El fracaso del islam político (París, Seuil, 1992), su incapacidad para extenderse más allá de su cuna.

Los acontecimientos actuales en Irán indican el final del islamismo político como movilización político-religiosa y es necesario admitir que sea cual sea la manera como salga de esta, el poder actual Irán ha entrado en una fase postislamista.

Al comienzo, hace 30 años, una revolución religiosa hacía caer el régimen modernizador y brutal del sha. La guerra con Iraq, apoyada en su momento por EE. UU., dotaba a la revolución islámica de una gran dimensión patriótica. Cada vez más el poder de los ayatolás se separó de las aspiraciones populares y para mantenerse conjugó la represión con un populismo de grandes connotaciones nacionalistas.

Afirmándose como potencia regional incontestable y aspirando al liderazgo ideológico en la acción del mundo musulmán frente a Israel, apostando por un discurso puramente antisemita apoyando a Hizbulah y a Hamas y desarrollando un programa que debería aportarle el poder nuclear, el régimen ha podido dar la imagen y conservar una cierta iniciativa sobre la población. Pero la manipulación, con motivo de la elección presidencial, la trampa, la victoria robada y luego la represión de la protesta han hecho ver a todo el mundo el agotamiento del régimen.

Los vencedores políticos y morales de la elección presidencial, los que votaron por Husein Musavi, no han roto con la religión, son y siguen siendo creyentes. Como ha demostrado Farhad Josrojavar (Tener 20 años en el país de los ayatolás,Robert Laffont, 2009), una buena parte de la juventud iraní se aparta no de la fe sino de aquellos que, en su nombre, ejercen un poder autoritario y arcaico culturalmente. Esa juventud no es antipatriótica, sino que está deseosa de participar cultural y económicamente en la globalización, aprecia la música, el deporte, quiere poder tener relaciones afectivas y sexuales y detesta a los mulás y a los ayatolás.

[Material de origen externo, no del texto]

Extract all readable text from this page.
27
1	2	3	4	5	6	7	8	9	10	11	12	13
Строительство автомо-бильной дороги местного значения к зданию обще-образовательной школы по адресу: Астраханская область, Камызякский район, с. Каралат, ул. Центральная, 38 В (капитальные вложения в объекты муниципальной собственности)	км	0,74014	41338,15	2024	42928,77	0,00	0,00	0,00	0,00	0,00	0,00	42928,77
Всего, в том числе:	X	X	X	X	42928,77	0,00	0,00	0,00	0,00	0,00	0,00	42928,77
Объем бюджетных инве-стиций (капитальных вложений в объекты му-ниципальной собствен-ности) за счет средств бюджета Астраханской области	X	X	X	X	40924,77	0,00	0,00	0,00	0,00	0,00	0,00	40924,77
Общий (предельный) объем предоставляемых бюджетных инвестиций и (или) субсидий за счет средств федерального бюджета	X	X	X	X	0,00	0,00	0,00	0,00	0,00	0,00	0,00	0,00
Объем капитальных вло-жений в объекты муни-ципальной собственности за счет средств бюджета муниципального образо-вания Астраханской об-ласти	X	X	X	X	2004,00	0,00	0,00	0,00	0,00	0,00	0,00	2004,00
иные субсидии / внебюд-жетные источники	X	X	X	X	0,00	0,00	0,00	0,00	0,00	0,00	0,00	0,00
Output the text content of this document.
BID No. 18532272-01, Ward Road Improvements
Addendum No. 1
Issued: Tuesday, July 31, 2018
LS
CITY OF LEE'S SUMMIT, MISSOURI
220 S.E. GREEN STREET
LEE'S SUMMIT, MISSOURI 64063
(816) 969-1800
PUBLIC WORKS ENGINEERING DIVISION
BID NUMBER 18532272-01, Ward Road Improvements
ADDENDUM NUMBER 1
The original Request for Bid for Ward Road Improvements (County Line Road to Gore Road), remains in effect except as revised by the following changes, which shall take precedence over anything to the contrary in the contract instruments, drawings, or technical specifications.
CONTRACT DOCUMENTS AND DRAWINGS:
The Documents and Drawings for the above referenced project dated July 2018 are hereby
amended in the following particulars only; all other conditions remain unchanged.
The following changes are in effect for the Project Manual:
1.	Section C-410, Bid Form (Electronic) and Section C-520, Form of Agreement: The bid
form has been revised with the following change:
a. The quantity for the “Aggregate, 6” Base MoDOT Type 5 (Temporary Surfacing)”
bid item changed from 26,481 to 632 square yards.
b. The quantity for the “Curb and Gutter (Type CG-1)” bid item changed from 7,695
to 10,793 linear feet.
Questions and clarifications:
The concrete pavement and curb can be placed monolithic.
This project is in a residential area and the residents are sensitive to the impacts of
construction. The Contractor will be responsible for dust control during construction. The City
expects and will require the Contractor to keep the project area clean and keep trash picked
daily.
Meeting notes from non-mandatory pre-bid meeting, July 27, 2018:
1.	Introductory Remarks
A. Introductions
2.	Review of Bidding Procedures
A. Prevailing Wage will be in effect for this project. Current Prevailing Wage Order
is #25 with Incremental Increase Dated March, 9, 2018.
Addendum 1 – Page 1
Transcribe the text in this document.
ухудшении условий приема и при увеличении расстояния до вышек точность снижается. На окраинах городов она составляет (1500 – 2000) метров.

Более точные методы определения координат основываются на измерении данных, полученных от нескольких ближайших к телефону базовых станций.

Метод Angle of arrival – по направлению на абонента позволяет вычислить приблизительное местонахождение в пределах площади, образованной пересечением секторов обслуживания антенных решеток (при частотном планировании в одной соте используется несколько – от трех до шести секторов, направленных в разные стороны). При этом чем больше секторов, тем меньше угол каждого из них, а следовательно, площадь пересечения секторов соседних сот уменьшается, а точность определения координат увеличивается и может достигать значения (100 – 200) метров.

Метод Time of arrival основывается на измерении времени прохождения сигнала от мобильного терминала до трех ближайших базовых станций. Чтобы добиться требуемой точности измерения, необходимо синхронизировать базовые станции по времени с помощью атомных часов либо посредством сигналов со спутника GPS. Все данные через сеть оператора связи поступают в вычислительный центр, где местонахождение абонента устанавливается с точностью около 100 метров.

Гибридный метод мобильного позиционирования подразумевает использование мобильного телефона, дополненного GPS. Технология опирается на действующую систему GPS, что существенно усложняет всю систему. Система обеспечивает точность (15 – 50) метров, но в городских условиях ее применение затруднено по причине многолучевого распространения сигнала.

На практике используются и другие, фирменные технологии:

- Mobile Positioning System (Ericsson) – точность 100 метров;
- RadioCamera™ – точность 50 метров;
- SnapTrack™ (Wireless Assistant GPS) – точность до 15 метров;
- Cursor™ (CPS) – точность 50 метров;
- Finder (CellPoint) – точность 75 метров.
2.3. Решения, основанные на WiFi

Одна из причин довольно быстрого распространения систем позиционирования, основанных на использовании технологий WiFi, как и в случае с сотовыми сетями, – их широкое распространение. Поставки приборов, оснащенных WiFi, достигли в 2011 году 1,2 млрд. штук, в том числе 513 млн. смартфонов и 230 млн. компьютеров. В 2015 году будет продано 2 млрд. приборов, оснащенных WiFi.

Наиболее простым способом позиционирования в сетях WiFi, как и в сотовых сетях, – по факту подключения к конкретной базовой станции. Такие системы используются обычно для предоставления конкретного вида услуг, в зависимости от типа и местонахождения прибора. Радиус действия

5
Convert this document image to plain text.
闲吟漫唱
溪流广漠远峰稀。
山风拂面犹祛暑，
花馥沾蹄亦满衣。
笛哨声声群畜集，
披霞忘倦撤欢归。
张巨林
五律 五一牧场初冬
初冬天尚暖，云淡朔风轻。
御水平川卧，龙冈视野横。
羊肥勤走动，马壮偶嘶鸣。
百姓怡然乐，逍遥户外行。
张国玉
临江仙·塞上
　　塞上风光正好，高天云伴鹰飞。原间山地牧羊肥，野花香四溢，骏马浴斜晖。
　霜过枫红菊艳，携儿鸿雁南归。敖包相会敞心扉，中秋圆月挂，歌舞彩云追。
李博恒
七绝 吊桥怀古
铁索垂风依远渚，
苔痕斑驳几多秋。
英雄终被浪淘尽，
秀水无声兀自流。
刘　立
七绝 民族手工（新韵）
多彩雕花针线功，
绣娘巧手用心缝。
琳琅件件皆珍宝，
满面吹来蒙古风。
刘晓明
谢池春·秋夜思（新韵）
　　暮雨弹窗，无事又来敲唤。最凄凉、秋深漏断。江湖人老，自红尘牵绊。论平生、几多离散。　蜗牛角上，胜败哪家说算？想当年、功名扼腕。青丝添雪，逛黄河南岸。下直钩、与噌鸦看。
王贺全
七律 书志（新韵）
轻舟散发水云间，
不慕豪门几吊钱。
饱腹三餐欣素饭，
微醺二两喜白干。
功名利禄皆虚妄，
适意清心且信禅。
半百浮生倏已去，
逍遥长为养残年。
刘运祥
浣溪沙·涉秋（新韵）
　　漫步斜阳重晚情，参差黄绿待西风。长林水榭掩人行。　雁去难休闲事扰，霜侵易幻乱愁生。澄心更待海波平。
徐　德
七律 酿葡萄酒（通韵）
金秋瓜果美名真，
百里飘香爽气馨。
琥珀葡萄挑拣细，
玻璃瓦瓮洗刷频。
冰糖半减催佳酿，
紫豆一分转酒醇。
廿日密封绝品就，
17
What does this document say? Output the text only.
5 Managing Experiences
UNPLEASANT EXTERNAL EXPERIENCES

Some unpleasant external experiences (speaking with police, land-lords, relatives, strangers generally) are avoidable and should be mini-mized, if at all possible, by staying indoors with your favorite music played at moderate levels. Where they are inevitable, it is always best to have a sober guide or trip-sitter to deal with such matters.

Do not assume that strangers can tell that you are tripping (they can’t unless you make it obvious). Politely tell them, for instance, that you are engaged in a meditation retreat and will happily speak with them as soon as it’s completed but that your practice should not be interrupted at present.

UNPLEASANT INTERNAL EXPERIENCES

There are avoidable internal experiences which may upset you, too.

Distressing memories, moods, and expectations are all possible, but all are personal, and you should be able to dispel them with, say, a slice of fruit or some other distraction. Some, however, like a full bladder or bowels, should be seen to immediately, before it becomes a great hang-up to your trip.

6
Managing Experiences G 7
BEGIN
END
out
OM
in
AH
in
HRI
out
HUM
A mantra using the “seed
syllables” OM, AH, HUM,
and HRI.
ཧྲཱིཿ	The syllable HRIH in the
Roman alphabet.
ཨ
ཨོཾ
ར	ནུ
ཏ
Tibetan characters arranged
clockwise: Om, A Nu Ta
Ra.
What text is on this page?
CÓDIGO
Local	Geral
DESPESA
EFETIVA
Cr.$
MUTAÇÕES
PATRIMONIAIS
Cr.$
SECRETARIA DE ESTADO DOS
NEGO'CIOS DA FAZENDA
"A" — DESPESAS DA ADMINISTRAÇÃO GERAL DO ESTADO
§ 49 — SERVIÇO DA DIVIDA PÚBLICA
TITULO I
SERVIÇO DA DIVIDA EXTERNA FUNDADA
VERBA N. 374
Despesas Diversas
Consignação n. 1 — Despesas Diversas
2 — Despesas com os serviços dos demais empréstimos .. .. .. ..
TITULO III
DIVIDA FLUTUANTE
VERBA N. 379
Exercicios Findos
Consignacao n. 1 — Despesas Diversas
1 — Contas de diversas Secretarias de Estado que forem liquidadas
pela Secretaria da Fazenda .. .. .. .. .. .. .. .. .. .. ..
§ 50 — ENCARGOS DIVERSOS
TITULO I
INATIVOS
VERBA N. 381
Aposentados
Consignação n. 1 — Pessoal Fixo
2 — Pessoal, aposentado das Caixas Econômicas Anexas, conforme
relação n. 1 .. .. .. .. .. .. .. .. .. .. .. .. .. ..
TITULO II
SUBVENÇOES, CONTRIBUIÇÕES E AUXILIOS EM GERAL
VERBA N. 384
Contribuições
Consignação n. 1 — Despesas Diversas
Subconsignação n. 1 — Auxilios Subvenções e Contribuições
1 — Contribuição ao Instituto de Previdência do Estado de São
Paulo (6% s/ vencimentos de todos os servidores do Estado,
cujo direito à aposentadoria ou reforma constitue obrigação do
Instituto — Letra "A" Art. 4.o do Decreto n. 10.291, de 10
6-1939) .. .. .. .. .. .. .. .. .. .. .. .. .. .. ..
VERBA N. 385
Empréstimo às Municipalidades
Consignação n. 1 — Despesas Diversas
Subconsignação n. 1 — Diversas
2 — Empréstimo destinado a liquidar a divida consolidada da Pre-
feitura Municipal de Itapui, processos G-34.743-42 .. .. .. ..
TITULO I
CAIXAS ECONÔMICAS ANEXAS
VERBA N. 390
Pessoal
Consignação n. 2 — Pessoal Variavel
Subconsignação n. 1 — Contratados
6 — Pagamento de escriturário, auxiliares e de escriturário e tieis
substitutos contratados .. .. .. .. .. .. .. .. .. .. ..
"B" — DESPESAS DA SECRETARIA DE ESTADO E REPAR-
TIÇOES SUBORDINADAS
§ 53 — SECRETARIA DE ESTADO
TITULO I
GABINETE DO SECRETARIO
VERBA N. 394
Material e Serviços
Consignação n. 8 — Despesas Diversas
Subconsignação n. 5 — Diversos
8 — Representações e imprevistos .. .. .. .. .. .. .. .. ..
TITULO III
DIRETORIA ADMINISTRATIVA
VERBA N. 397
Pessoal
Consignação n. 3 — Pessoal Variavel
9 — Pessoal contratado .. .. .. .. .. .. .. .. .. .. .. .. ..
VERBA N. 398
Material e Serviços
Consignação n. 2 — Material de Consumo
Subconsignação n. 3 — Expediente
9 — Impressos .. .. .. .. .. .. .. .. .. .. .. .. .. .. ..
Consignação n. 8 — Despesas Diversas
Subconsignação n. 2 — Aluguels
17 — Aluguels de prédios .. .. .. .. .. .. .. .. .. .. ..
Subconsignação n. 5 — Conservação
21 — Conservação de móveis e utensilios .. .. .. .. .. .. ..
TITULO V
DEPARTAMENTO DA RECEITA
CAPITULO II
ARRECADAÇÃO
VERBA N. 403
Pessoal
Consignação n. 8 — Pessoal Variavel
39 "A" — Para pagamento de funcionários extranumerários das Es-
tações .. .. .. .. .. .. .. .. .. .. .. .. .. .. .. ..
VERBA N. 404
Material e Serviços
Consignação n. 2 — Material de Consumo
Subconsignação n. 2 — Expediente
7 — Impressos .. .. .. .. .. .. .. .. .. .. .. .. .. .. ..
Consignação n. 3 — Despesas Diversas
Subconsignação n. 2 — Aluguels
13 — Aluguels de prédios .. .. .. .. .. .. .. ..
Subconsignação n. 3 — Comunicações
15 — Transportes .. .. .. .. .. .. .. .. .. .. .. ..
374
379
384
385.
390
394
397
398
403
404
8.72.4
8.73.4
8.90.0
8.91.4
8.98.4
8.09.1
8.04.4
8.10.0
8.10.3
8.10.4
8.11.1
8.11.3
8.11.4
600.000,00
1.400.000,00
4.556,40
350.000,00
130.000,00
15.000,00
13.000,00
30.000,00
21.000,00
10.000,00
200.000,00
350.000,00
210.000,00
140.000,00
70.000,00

El compromiso con la democracia va mucho más allá de la juventud; es una población que en su conjunto acaba de señalar claramente el final de un islamismo que ha derivado en dictadura violenta. Los ayatolás han ganado, mantienen el poder, por ahora. Pero han perdido toda legitimidad, tanto interna como ante el mundo.

El islamismo que asocia un proyecto político a un poder religioso está en retirada y esta vez no puede echar las culpas más que a sí mismo. Sus representantes no pueden acusar a un poder represivo y a la vez antidemocrático, como pasó en Argelia; no pueden culpar al extranjero y difundir la tesis de un supuesto complot exterior. Y si quieren acusar a la modernidad cultural ya no pueden asociarla a un régimen autoritario como era el del sha: hay amplios sectores del pueblo que la desean.

El éxito de Ahmadineyad reabre de modo claro un fracaso político-ideológico. El islamismo seguirá presumiblemente animando proyectos terroristas en los que los protagonistas de la violencia actúan sin base real, en nombre de una población que apenas se reconoce en ellos, o bien poco en sus discursos y en sus actos. El islamismo incluso ha fracasado en su propia cuna, en el país cuya revolución había inspirado. Se ha producido un nuevo final de la historia.

Michel Wieviorka, sociólogo y profesor de la Escuela de Altos Estudios en Ciencias Sociales de París.